Here is what you'll need...


Hope you enjoy!

Anna  ♥

French Onion Soup

Ingredients:

4 Tbsp. butter
2 medium onion, very thinly sliced
1 Tbsp. flour
½ cup Holland House Sherry Cooking Wine
1 quart low-sodium beef broth
Low-sodium Parmesan cheese, grated
Country-style bread, sliced and toasted

Directions:

In saucepan, brown onions in butter and sprinkle with flour. Cover and simmer over low heat, 20 minutes, stirring occasionally. De-glaze with wine. Meanwhile, heat beef broth. Add to onions, and boil slowly until onions are tender.  Spread cheese on toast and melt under broiler. Pour soup into bowls, top with toast.

Serve immediately.

Serves:  4

Recipe: Holland House

Monday, December 16, 2013

Foolproof Chocolate Fudge


This fudge is  a real crowd-pleaser. I make it every year at Christmas time. The title says it all.
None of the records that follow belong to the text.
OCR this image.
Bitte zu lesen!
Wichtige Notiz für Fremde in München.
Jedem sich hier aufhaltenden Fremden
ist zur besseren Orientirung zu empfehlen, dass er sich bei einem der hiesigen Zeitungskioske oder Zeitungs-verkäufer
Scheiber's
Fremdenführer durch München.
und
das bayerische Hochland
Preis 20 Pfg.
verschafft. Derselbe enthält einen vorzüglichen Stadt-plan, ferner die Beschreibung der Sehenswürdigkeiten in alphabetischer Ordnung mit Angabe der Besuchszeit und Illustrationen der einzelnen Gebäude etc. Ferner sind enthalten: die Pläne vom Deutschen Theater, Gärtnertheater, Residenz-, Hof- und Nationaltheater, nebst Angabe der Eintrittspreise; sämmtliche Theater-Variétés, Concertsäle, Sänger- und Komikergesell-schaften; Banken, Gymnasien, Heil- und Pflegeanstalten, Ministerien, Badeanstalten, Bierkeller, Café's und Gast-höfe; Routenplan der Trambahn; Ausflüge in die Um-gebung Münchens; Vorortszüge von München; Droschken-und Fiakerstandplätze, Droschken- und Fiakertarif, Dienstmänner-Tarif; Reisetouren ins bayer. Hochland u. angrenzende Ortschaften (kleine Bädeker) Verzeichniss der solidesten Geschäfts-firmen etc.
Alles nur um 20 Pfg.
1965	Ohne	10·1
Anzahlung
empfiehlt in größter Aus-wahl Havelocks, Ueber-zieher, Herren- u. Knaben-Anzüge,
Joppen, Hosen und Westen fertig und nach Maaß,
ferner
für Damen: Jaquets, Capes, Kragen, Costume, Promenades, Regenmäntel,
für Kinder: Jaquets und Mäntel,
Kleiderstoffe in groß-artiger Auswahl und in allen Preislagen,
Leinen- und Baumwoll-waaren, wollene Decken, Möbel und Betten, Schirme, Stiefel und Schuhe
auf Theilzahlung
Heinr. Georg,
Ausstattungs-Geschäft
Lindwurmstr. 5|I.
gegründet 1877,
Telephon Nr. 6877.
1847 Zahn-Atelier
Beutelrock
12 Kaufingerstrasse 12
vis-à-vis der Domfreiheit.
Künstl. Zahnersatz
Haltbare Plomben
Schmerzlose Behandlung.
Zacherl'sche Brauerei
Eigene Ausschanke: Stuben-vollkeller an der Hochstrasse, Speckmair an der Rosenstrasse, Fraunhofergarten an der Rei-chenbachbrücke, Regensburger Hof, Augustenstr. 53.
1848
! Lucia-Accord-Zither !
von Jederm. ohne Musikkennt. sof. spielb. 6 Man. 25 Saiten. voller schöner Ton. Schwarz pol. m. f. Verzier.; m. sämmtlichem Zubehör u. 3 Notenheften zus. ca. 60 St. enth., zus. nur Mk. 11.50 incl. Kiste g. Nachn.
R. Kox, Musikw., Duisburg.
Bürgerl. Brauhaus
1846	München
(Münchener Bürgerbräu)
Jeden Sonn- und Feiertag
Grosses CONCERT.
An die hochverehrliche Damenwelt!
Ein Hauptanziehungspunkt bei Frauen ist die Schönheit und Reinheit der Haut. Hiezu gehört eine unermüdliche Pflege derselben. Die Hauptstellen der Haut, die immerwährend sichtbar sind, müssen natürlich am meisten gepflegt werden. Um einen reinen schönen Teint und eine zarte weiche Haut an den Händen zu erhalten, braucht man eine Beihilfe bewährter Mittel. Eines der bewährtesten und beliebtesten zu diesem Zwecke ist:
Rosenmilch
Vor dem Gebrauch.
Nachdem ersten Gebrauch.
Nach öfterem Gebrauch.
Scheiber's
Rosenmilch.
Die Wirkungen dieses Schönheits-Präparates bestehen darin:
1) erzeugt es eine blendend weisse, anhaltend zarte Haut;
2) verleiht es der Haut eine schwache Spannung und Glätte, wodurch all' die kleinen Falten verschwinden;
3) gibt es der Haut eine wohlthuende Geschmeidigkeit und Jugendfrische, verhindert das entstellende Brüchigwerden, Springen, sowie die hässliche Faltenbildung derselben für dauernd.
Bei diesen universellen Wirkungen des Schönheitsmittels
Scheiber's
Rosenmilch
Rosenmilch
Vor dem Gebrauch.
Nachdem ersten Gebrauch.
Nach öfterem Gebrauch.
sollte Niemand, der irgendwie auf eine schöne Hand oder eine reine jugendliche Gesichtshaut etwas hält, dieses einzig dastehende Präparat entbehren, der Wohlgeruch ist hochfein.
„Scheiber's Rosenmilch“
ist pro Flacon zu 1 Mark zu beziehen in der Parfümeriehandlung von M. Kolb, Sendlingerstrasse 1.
It always turns out perfectly, and it's gobbled up in no time!

I guarantee your family will beg for more. ;)

Ingredients:

3 cups (18 oz.) semi-sweet chocolate chips
1 (14 oz.) can Eagle Brand Sweetened Condensed Milk
Dash of salt
½ to 1 cup chopped nuts (optional) - (I use walnuts)
1 ½ tsp. vanilla extract

Directions:

Line 8-inch or 9-inch square pan with foil extending foil over edges of pan.

Melt chocolate chips with sweetened condensed milk and salt in heavy saucepan over low heat. Remove from heat. Stir in nuts and vanilla. (You don't want to over stir the mixture. Just stir until the chocolate, salt and vanilla are well blended). Spread evenly into prepared pan.

Chill 2 hours or until firm. Remove from pan by lifting edges of foil. Cut into squares.

MICROWAVE METHOD: Combine chocolate chips with sweetened condensed milk and salt in 1-quart glass measure. Cook on high (100% power) 3 minutes or until chips are melted, stirring after 1 ½ minutes. Stir in remaining ingredients. Proceed as above.

VARIATIONS:

CREAMY DARK CHOCOLATE FUDGE MELT: Melt 2 cups miniature marshmallows with chocolate chips and sweetened condensed milk. Proceed as above.

MILK CHOCOLATE FUDGE: OMIT 1 cup semi-sweet chocolate chips. Add 1 cup milk chocolate chips. Proceed as above.

CHOCOLATE PEANUT BUTTER CHIP GLAZED FUDGE: Follow above recipe using ¾ cup peanut butter chips instead of nuts. For glaze, melt ½ cup peanut butter chips with ½ cup heavy cream. Stir until thick and smooth. Spread over chilled fudge.